1) I guess the above is happening because 'precision' and 'recall' are defined in scikit-learn only for binary classification-is that correct?
No. Precision & recall are certainly valid for multi-class problems, too - see the docs for precision & recall.
If yes, then, which command(s) should replace scoring='accuracy' in the code above?
The problem arises because, as you can see from the documentation links I have provided above, the default setting for these metrics is for binary classification (average='binary'). In your case of multi-class classification, you need to specify which exact "version" of the particular metric you are interested in (there are more than one); have a look at the relevant page of the scikit-learn documentation, but some valid options for your scoring parameter could be:
'precision_macro'
'precision_micro'
'precision_weighted'
'recall_macro'
'recall_micro'
'recall_weighted'
The documentation link above contains even an example of using 'recall_macro' with the iris data - be sure to check it.

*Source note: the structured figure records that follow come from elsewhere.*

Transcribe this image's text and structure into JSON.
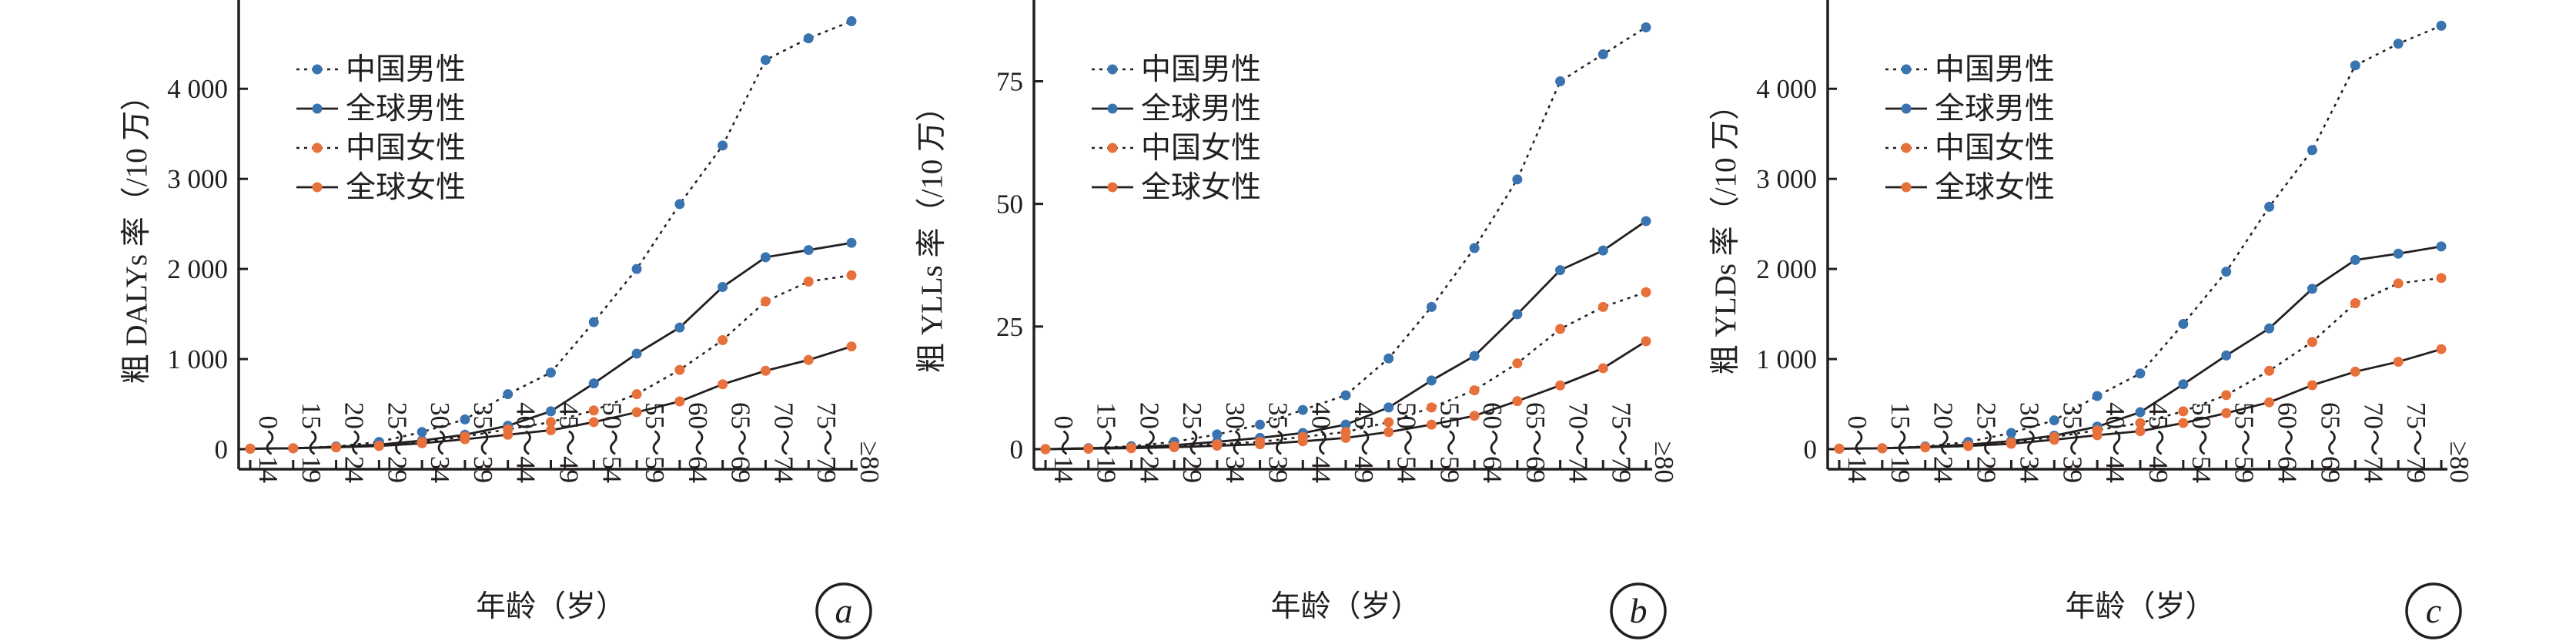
{
  "colors": {
    "china_male": "#3a74b0",
    "global_male": "#3a74b0",
    "china_female": "#e8703a",
    "global_female": "#e8703a",
    "axis": "#231f20"
  },
  "chart_data": [
    {
      "type": "line",
      "panel_label": "a",
      "xlabel": "年龄（岁）",
      "ylabel": "粗 DALYs 率（/10 万）",
      "categories": [
        "0～14",
        "15～19",
        "20～24",
        "25～29",
        "30～34",
        "35～39",
        "40～44",
        "45～49",
        "50～54",
        "55～59",
        "60～64",
        "65～69",
        "70～74",
        "75～79",
        "≥80"
      ],
      "ylim": [
        0,
        4900
      ],
      "yticks": [
        0,
        1000,
        2000,
        3000,
        4000
      ],
      "ytick_labels": [
        "0",
        "1 000",
        "2 000",
        "3 000",
        "4 000"
      ],
      "legend_position": "top-left",
      "series": [
        {
          "name": "中国男性",
          "style": "dotted",
          "color": "#3a74b0",
          "values": [
            5,
            10,
            30,
            80,
            190,
            330,
            610,
            850,
            1410,
            2000,
            2720,
            3370,
            4320,
            4560,
            4750
          ]
        },
        {
          "name": "全球男性",
          "style": "solid",
          "color": "#3a74b0",
          "values": [
            5,
            10,
            25,
            50,
            95,
            160,
            260,
            420,
            730,
            1060,
            1350,
            1800,
            2130,
            2210,
            2290
          ]
        },
        {
          "name": "中国女性",
          "style": "dotted",
          "color": "#e8703a",
          "values": [
            5,
            10,
            20,
            40,
            80,
            140,
            220,
            300,
            430,
            610,
            880,
            1210,
            1640,
            1860,
            1930
          ]
        },
        {
          "name": "全球女性",
          "style": "solid",
          "color": "#e8703a",
          "values": [
            5,
            10,
            20,
            35,
            65,
            110,
            160,
            210,
            300,
            410,
            530,
            720,
            870,
            990,
            1140
          ]
        }
      ]
    },
    {
      "type": "line",
      "panel_label": "b",
      "xlabel": "年龄（岁）",
      "ylabel": "粗 YLLs 率（/10 万）",
      "categories": [
        "0～14",
        "15～19",
        "20～24",
        "25～29",
        "30～34",
        "35～39",
        "40～44",
        "45～49",
        "50～54",
        "55～59",
        "60～64",
        "65～69",
        "70～74",
        "75～79",
        "≥80"
      ],
      "ylim": [
        0,
        90
      ],
      "yticks": [
        0,
        25,
        50,
        75
      ],
      "ytick_labels": [
        "0",
        "25",
        "50",
        "75"
      ],
      "legend_position": "top-left",
      "series": [
        {
          "name": "中国男性",
          "style": "dotted",
          "color": "#3a74b0",
          "values": [
            0,
            0.2,
            0.6,
            1.5,
            3,
            5,
            8,
            11,
            18.5,
            29,
            41,
            55,
            75,
            80.5,
            86
          ]
        },
        {
          "name": "全球男性",
          "style": "solid",
          "color": "#3a74b0",
          "values": [
            0,
            0.2,
            0.4,
            0.8,
            1.5,
            2.3,
            3.3,
            5,
            8.5,
            14,
            19,
            27.5,
            36.5,
            40.5,
            46.5
          ]
        },
        {
          "name": "中国女性",
          "style": "dotted",
          "color": "#e8703a",
          "values": [
            0,
            0.1,
            0.3,
            0.6,
            1.0,
            1.5,
            2.5,
            3.5,
            5.5,
            8.5,
            12,
            17.5,
            24.5,
            29,
            32
          ]
        },
        {
          "name": "全球女性",
          "style": "solid",
          "color": "#e8703a",
          "values": [
            0,
            0.1,
            0.2,
            0.4,
            0.7,
            1.0,
            1.6,
            2.3,
            3.5,
            5,
            6.8,
            9.8,
            13,
            16.5,
            22
          ]
        }
      ]
    },
    {
      "type": "line",
      "panel_label": "c",
      "xlabel": "年龄（岁）",
      "ylabel": "粗 YLDs 率（/10 万）",
      "categories": [
        "0～14",
        "15～19",
        "20～24",
        "25～29",
        "30～34",
        "35～39",
        "40～44",
        "45～49",
        "50～54",
        "55～59",
        "60～64",
        "65～69",
        "70～74",
        "75～79",
        "≥80"
      ],
      "ylim": [
        0,
        4900
      ],
      "yticks": [
        0,
        1000,
        2000,
        3000,
        4000
      ],
      "ytick_labels": [
        "0",
        "1 000",
        "2 000",
        "3 000",
        "4 000"
      ],
      "legend_position": "top-left",
      "series": [
        {
          "name": "中国男性",
          "style": "dotted",
          "color": "#3a74b0",
          "values": [
            5,
            10,
            30,
            80,
            180,
            320,
            590,
            840,
            1390,
            1970,
            2690,
            3320,
            4260,
            4500,
            4700
          ]
        },
        {
          "name": "全球男性",
          "style": "solid",
          "color": "#3a74b0",
          "values": [
            5,
            10,
            25,
            50,
            90,
            150,
            250,
            410,
            720,
            1040,
            1340,
            1780,
            2100,
            2170,
            2250
          ]
        },
        {
          "name": "中国女性",
          "style": "dotted",
          "color": "#e8703a",
          "values": [
            5,
            10,
            20,
            40,
            75,
            135,
            210,
            290,
            420,
            600,
            870,
            1190,
            1620,
            1840,
            1900
          ]
        },
        {
          "name": "全球女性",
          "style": "solid",
          "color": "#e8703a",
          "values": [
            5,
            10,
            20,
            35,
            60,
            105,
            155,
            200,
            290,
            400,
            520,
            710,
            860,
            970,
            1110
          ]
        }
      ]
    }
  ]
}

2) If I want to compute the confusion matrix, precision and recall for each fold while performing the k-fold cross validation, what commands should I type?
This is not exactly trivial, but you can see a way in my answer for Cross-validation metrics in scikit-learn for each data split
3) For the sake of experimentation, I tried scoring='balanced_accuracy', only to find:
ValueError: 'balanced_accuracy' is not a valid scoring value.
This is because you are probably using an older version of scikit-learn. balanced_accuracy became available only in v0.20 - you can verify that it is not available in v0.18. Upgrade your scikit-learn to v0.20 and you should be fine.